Hello,
Last week, I began a CBT-I program through the University of Pennsylvania after having struggled with severe, chronic insomnia for 33 months. I am looking for additional support and guidance to help me regain my confidence that I can in fact sleep again as I never had issues before this.
It all started with a panic attack due to a physical injury that brought on anxiety and insomnia. It was as if my nervous system broke down. After 6 weeks of trying to get my sleep back, I caved in and began trialing meditations. It was horrible. Everything gave me side effects and made my anxiety worse. I eventually stopped after 11 months and took an additional 5 months to taper off the benzo I was on. Benzo withdrawal was nothing short of hell for me.
I am now 15 months off and my remaining issue is still the insomnia. Not surprising. My average sleep in 4.3 hours a night and my sleep efficiency was 55% last week.

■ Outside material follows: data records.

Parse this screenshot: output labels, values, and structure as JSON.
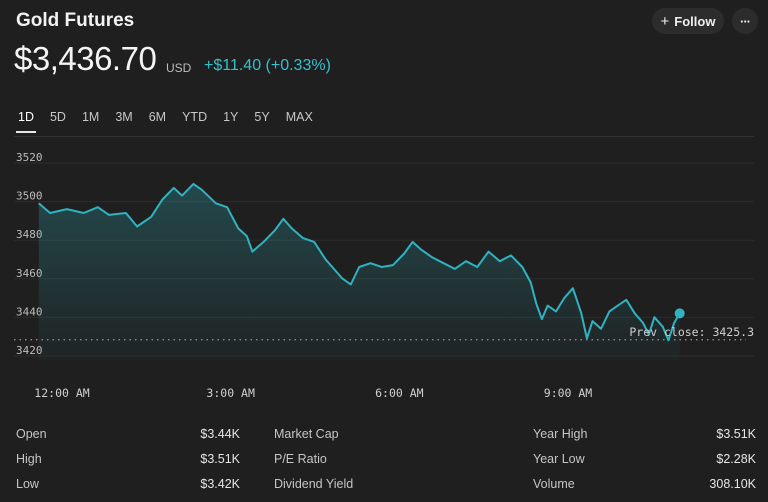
{
  "header": {
    "title": "Gold Futures",
    "follow_label": "Follow",
    "follow_icon": "+",
    "more_icon": "···"
  },
  "quote": {
    "price": "$3,436.70",
    "currency": "USD",
    "change": "+$11.40 (+0.33%)"
  },
  "tabs": [
    {
      "label": "1D",
      "active": true
    },
    {
      "label": "5D",
      "active": false
    },
    {
      "label": "1M",
      "active": false
    },
    {
      "label": "3M",
      "active": false
    },
    {
      "label": "6M",
      "active": false
    },
    {
      "label": "YTD",
      "active": false
    },
    {
      "label": "1Y",
      "active": false
    },
    {
      "label": "5Y",
      "active": false
    },
    {
      "label": "MAX",
      "active": false
    }
  ],
  "chart_data": {
    "type": "area",
    "ylim": [
      3415,
      3525
    ],
    "xlim": [
      -1.0,
      10.7
    ],
    "y_ticks": [
      3520,
      3500,
      3480,
      3460,
      3440,
      3420
    ],
    "x_ticks": [
      {
        "label": "12:00 AM",
        "x": 0
      },
      {
        "label": "3:00 AM",
        "x": 3
      },
      {
        "label": "6:00 AM",
        "x": 6
      },
      {
        "label": "9:00 AM",
        "x": 9
      }
    ],
    "prev_close": 3425.3,
    "prev_close_label": "Prev close: 3425.3",
    "line_color": "#2fb3c0",
    "last_value": 3439.1,
    "series": [
      {
        "x": -0.2,
        "y": 3496
      },
      {
        "x": 0.0,
        "y": 3491
      },
      {
        "x": 0.3,
        "y": 3493
      },
      {
        "x": 0.6,
        "y": 3491
      },
      {
        "x": 0.85,
        "y": 3494
      },
      {
        "x": 1.05,
        "y": 3490
      },
      {
        "x": 1.35,
        "y": 3491
      },
      {
        "x": 1.55,
        "y": 3484
      },
      {
        "x": 1.8,
        "y": 3489
      },
      {
        "x": 2.0,
        "y": 3498
      },
      {
        "x": 2.2,
        "y": 3504
      },
      {
        "x": 2.35,
        "y": 3500
      },
      {
        "x": 2.55,
        "y": 3506
      },
      {
        "x": 2.7,
        "y": 3503
      },
      {
        "x": 2.95,
        "y": 3496
      },
      {
        "x": 3.15,
        "y": 3494
      },
      {
        "x": 3.35,
        "y": 3483
      },
      {
        "x": 3.5,
        "y": 3479
      },
      {
        "x": 3.6,
        "y": 3471
      },
      {
        "x": 3.8,
        "y": 3476
      },
      {
        "x": 4.0,
        "y": 3482
      },
      {
        "x": 4.15,
        "y": 3488
      },
      {
        "x": 4.3,
        "y": 3483
      },
      {
        "x": 4.5,
        "y": 3478
      },
      {
        "x": 4.7,
        "y": 3476
      },
      {
        "x": 4.9,
        "y": 3467
      },
      {
        "x": 5.05,
        "y": 3462
      },
      {
        "x": 5.2,
        "y": 3457
      },
      {
        "x": 5.35,
        "y": 3454
      },
      {
        "x": 5.5,
        "y": 3463
      },
      {
        "x": 5.7,
        "y": 3465
      },
      {
        "x": 5.9,
        "y": 3463
      },
      {
        "x": 6.1,
        "y": 3464
      },
      {
        "x": 6.3,
        "y": 3470
      },
      {
        "x": 6.45,
        "y": 3476
      },
      {
        "x": 6.6,
        "y": 3472
      },
      {
        "x": 6.8,
        "y": 3468
      },
      {
        "x": 7.0,
        "y": 3465
      },
      {
        "x": 7.2,
        "y": 3462
      },
      {
        "x": 7.4,
        "y": 3466
      },
      {
        "x": 7.6,
        "y": 3463
      },
      {
        "x": 7.8,
        "y": 3471
      },
      {
        "x": 8.0,
        "y": 3466
      },
      {
        "x": 8.2,
        "y": 3469
      },
      {
        "x": 8.4,
        "y": 3463
      },
      {
        "x": 8.55,
        "y": 3455
      },
      {
        "x": 8.65,
        "y": 3444
      },
      {
        "x": 8.75,
        "y": 3436
      },
      {
        "x": 8.85,
        "y": 3443
      },
      {
        "x": 9.0,
        "y": 3440
      },
      {
        "x": 9.15,
        "y": 3447
      },
      {
        "x": 9.3,
        "y": 3452
      },
      {
        "x": 9.45,
        "y": 3439
      },
      {
        "x": 9.55,
        "y": 3426
      },
      {
        "x": 9.65,
        "y": 3435
      },
      {
        "x": 9.8,
        "y": 3431
      },
      {
        "x": 9.95,
        "y": 3440
      },
      {
        "x": 10.1,
        "y": 3443
      },
      {
        "x": 10.25,
        "y": 3446
      },
      {
        "x": 10.4,
        "y": 3439
      },
      {
        "x": 10.55,
        "y": 3434
      },
      {
        "x": 10.65,
        "y": 3428
      },
      {
        "x": 10.75,
        "y": 3437
      },
      {
        "x": 10.9,
        "y": 3432
      },
      {
        "x": 11.0,
        "y": 3425
      },
      {
        "x": 11.1,
        "y": 3434
      },
      {
        "x": 11.2,
        "y": 3439
      }
    ]
  },
  "stats": {
    "col1": [
      {
        "label": "Open",
        "value": "$3.44K"
      },
      {
        "label": "High",
        "value": "$3.51K"
      },
      {
        "label": "Low",
        "value": "$3.42K"
      }
    ],
    "col2": [
      {
        "label": "Market Cap",
        "value": ""
      },
      {
        "label": "P/E Ratio",
        "value": ""
      },
      {
        "label": "Dividend Yield",
        "value": ""
      }
    ],
    "col3": [
      {
        "label": "Year High",
        "value": "$3.51K"
      },
      {
        "label": "Year Low",
        "value": "$2.28K"
      },
      {
        "label": "Volume",
        "value": "308.10K"
      }
    ]
  }
}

Last night was my first night of sleep restriction. I only got a little over 3 hours. I’m trying to dig deep and find the perseverance and bravery to stick with this program and believe that I can get my life back.
I’ve suffered greatly because of my insomnia. I had to walk away from a job of 20 years and this has greatly impacted my family and marriage. I won’t give up on this as I believe it will work. Just trying my best to remain hopeful.
Thank you in advance to anyone who replies.